To the untrained eye, it’s a simple parrot. But to birdwatching enthusiasts, it’s been described as the equivalent of “finding Elvis flipping burgers in an outback roadhouse”.
Birdlife Magazine editor Sean Dooley, who made this bold comparison to the ABC, has every right to be excited.
The Australian Night Parrot (Pezoporus occidentalis) is the world’s most elusive bird; perhaps one of the rarest of any known species due to its near-impossibility to trace. The beautiful green bird all but disappeared in 1912, and has been sighted by only a handful of people since.
Now, after an 18-month hunt by ornithologist Dr. Steve Murphy and his partner Rachel Barr, the tiny, critically endangered Night Parrot has finally been caught and tagged in rural Queensland.
Dr. Murphy spoke to The Australian about the tense experience: “When we had the bird… it was terrible to be honest… there was an enormous responsibility, being the first people to touch one”.
“We really had to focus; we were both shaking pretty madly at the start… We put a tiny little radio transmitter on it and we let it go.”
“But since then we have looked at each other and gone: ‘Wow, we really did it!'”
The parrot has been nicknamed ‘Pedro’, although DNA samples have been mysteriously unable to determine its gender.
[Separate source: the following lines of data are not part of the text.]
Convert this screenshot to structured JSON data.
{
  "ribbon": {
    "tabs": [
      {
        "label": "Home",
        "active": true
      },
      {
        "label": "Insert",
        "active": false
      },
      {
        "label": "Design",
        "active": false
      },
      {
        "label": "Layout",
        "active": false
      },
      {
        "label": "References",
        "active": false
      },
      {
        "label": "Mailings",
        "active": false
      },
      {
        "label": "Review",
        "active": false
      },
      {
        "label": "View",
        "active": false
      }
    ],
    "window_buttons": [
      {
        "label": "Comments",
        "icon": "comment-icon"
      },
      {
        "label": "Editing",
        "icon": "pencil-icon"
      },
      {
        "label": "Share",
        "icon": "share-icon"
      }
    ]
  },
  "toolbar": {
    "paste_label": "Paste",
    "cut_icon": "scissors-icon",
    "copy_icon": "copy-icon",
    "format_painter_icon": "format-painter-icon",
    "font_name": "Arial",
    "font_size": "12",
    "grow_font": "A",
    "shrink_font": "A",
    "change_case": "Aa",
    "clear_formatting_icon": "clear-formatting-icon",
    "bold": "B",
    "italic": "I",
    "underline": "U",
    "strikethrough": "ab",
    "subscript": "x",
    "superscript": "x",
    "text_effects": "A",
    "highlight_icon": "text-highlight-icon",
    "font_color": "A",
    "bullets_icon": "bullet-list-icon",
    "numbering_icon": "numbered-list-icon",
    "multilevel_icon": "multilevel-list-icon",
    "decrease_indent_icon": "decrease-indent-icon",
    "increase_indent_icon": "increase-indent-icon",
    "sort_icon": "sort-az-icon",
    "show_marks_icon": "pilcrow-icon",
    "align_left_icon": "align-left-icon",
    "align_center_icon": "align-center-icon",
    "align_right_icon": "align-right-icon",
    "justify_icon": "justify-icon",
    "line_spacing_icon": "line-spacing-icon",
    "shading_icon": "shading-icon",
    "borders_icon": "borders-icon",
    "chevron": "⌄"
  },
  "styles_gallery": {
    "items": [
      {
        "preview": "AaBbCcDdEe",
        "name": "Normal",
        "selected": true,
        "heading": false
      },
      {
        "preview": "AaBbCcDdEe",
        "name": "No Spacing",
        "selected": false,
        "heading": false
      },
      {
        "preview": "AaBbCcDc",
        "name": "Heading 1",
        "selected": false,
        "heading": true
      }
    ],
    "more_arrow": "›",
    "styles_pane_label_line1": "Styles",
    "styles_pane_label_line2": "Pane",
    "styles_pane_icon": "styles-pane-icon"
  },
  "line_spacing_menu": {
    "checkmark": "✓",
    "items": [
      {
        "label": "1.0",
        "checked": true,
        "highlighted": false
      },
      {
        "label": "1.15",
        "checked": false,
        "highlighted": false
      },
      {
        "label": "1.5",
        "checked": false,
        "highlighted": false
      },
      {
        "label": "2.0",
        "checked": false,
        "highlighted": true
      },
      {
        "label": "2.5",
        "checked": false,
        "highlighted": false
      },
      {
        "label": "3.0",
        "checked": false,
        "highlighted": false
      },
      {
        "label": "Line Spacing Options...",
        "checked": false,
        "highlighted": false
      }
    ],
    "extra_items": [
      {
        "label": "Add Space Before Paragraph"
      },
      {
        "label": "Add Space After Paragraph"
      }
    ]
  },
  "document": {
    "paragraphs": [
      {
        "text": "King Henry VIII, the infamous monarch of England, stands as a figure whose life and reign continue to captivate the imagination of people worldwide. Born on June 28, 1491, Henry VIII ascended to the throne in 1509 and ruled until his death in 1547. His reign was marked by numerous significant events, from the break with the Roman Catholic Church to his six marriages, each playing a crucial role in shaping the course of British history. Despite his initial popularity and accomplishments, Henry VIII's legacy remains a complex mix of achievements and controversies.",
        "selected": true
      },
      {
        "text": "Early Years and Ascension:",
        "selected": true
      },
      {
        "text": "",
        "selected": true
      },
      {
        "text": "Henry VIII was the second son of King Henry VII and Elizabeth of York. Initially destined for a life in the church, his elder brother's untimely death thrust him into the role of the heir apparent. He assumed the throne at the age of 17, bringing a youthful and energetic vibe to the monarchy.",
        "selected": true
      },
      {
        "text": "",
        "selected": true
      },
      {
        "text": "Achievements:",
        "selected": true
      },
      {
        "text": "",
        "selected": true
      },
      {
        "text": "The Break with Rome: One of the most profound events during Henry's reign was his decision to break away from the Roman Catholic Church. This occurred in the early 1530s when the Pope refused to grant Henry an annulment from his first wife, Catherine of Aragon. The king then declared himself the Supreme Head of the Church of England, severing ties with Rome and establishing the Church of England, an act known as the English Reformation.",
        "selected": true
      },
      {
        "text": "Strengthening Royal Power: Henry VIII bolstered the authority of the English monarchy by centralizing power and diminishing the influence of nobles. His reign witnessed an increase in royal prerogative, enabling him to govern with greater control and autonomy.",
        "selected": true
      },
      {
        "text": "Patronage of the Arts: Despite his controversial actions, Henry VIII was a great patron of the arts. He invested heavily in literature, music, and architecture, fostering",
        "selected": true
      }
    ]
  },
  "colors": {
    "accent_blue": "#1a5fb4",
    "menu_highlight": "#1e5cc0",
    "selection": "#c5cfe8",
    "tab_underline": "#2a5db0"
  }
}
Conservation experts are hoping this will help track down more members of the population, which is estimated to be somewhere 50 and 250 birds.
Not only could this shed new light on the Night Parrot itself, but also why it was driven to the edge of extinction without human interference. This, in turn, could help conservationists protect the parrot and nurture it back to safer numbers.
Bush Heritage Australia is now working with bird experts, scientists and private land owners to secure a 56,000 hectare plot of land as a conservation reserve for the Night Parrot.
However, the amateur ornithologists among us will have to wait. With such a high potential value for poachers, the species’ location is being kept a strict secret until the safety of the population can be secured.
Are you excited by this discovery? How far should we go to ensure the future safety of the Australian Night Parrot?